The Junction Butte pack was viewable from this trail several times a week, but this chance to watch their feeding behavior—with the juveniles, no less!—was a rare treat. The other wolf-watchers were humming with satisfaction as they recorded video and photographs. This might make the news.
Darcy pointed for Teagan, who was quietly watching the pack through Darcy’s binoculars. “See that one? His whole family was wiped out by baited traps in Montana, just off park boundaries.”
“That’s awful,” Teagan murmured. Darcy gave him a sharp look under the assumption that he was just saying what she wanted to hear, but he kept the binoculars up. He hadn’t fought her for the rest of the ride to the trailhead, and he’d jogged two miles up the trail at the speed Darcy demanded.
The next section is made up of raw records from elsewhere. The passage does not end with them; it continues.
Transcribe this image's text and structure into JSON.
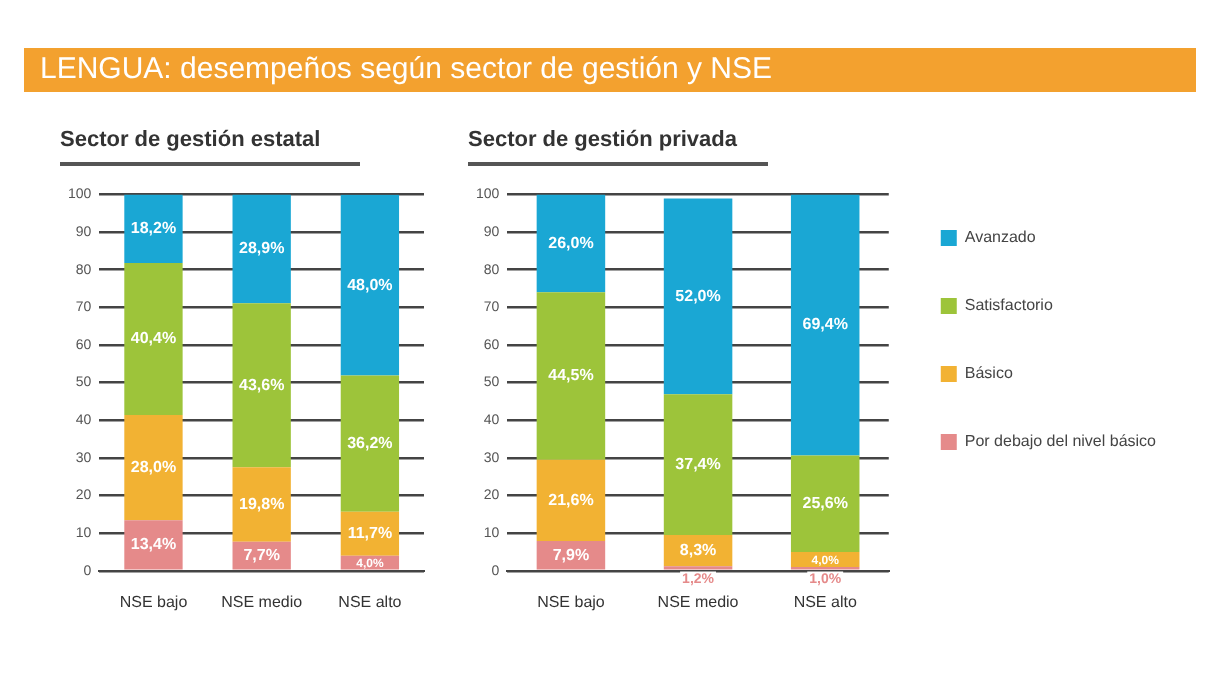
{
  "chart_data": [
    {
      "type": "bar",
      "title": "Sector de gestión estatal",
      "annotations": [
        "LENGUA: desempeños según sector de gestión y NSE"
      ],
      "categories": [
        "NSE bajo",
        "NSE medio",
        "NSE alto"
      ],
      "stacked": true,
      "ylim": [
        0,
        100
      ],
      "yticks": [
        0,
        10,
        20,
        30,
        40,
        50,
        60,
        70,
        80,
        90,
        100
      ],
      "grid": "y",
      "legend": false,
      "series": [
        {
          "color": "#e58a8a",
          "values": [
            13.4,
            7.7,
            4.0
          ],
          "value_labels": [
            "13,4%",
            "7,7%",
            "4,0%"
          ]
        },
        {
          "color": "#f2b233",
          "values": [
            28.0,
            19.8,
            11.7
          ],
          "value_labels": [
            "28,0%",
            "19,8%",
            "11,7%"
          ]
        },
        {
          "color": "#9dc43a",
          "values": [
            40.4,
            43.6,
            36.2
          ],
          "value_labels": [
            "40,4%",
            "43,6%",
            "36,2%"
          ]
        },
        {
          "color": "#1aa7d4",
          "values": [
            18.2,
            28.9,
            48.0
          ],
          "value_labels": [
            "18,2%",
            "28,9%",
            "48,0%"
          ]
        }
      ]
    },
    {
      "type": "bar",
      "title": "Sector de gestión privada",
      "categories": [
        "NSE bajo",
        "NSE medio",
        "NSE alto"
      ],
      "stacked": true,
      "ylim": [
        0,
        100
      ],
      "yticks": [
        0,
        10,
        20,
        30,
        40,
        50,
        60,
        70,
        80,
        90,
        100
      ],
      "grid": "y",
      "legend": "right",
      "series": [
        {
          "name": "Por debajo del nivel básico",
          "color": "#e58a8a",
          "values": [
            7.9,
            1.2,
            1.0
          ],
          "value_labels": [
            "7,9%",
            "1,2%",
            "1,0%"
          ]
        },
        {
          "name": "Básico",
          "color": "#f2b233",
          "values": [
            21.6,
            8.3,
            4.0
          ],
          "value_labels": [
            "21,6%",
            "8,3%",
            "4,0%"
          ]
        },
        {
          "name": "Satisfactorio",
          "color": "#9dc43a",
          "values": [
            44.5,
            37.4,
            25.6
          ],
          "value_labels": [
            "44,5%",
            "37,4%",
            "25,6%"
          ]
        },
        {
          "name": "Avanzado",
          "color": "#1aa7d4",
          "values": [
            26.0,
            52.0,
            69.4
          ],
          "value_labels": [
            "26,0%",
            "52,0%",
            "69,4%"
          ]
        }
      ]
    }
  ]
}
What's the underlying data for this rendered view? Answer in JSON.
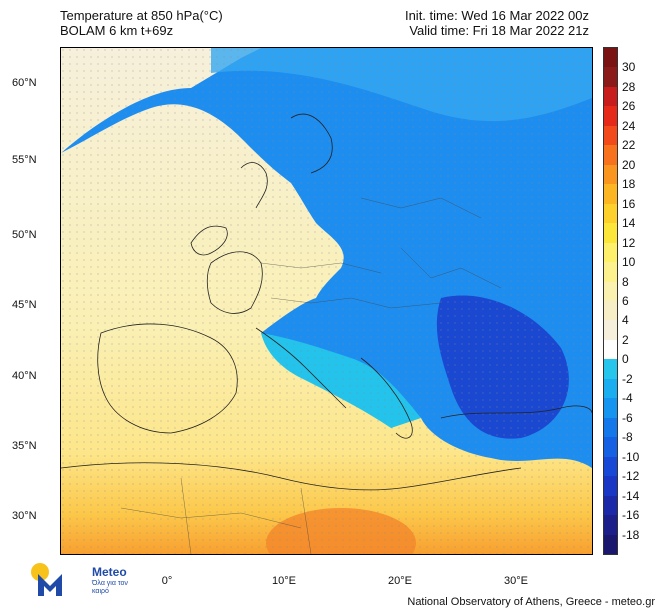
{
  "header": {
    "title_line1": "Temperature at 850 hPa(°C)",
    "title_line2": "BOLAM 6 km t+69z",
    "init_time": "Init. time: Wed 16 Mar 2022 00z",
    "valid_time": "Valid time: Fri 18 Mar 2022 21z"
  },
  "axes": {
    "lat_labels": [
      "60°N",
      "55°N",
      "50°N",
      "45°N",
      "40°N",
      "35°N",
      "30°N"
    ],
    "lon_labels": [
      "0°",
      "10°E",
      "20°E",
      "30°E"
    ]
  },
  "colorbar": {
    "labels": [
      "30",
      "28",
      "26",
      "24",
      "22",
      "20",
      "18",
      "16",
      "14",
      "12",
      "10",
      "8",
      "6",
      "4",
      "2",
      "0",
      "-2",
      "-4",
      "-6",
      "-8",
      "-10",
      "-12",
      "-14",
      "-16",
      "-18"
    ],
    "colors": [
      "#8b1a1a",
      "#c81d1d",
      "#e62a1a",
      "#f24a1a",
      "#f8711c",
      "#fa961f",
      "#fcb523",
      "#fdd02c",
      "#fde63a",
      "#fef06a",
      "#fdf18e",
      "#faf0b0",
      "#f7eec8",
      "#f5efdc",
      "#ffffff",
      "#26c5ec",
      "#1aaef0",
      "#1595ef",
      "#1478ea",
      "#1660e3",
      "#1748d6",
      "#1936c4",
      "#1b29a8",
      "#1c1f8a",
      "#1a176e"
    ]
  },
  "logo": {
    "name": "Meteo",
    "tagline": "Όλα για τον καιρό",
    "icon": "meteo-logo-icon"
  },
  "credit": "National Observatory of Athens, Greece - meteo.gr"
}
He’d been quiet the whole time.
She didn’t know what she’d expected. That he’d get down the trail, get an eyeful of the wolves, and have an epiphany?Oh, wow. I am awestruck by the majesty and strangeness of the wilderness, and I perceive how small and unimportant my own mistakes are when viewed against the size of the world. I’m cured! Thank you. You changed my life. I’m sober, quitting my terrible job, and moving to Montana to raise money for wolf protection causes.
She hadn’t really thought through how bringing him out to watch the wolves would aid in his recovery. She’d just wanted to do something... big. Something meaningful, with a lasting impact. She’d already saved him from a bear, she supposed. That was pretty permanent. But Teagan kept looking at her like he thought she had the answers to all his problems, and she unexpectedly expected more from herself.
Was this good for him? He looked good here—broad shoulders relaxed, the wind ruffling his hair and his sleeves casually shoved up to his elbows—but making voice notes on wolf behavior was Darcy’s idea of a good time, probably nobody else’s.
“Feeling better?” Teagan asked. He let the binoculars dangle from his wrist and gave her a soft, searching look.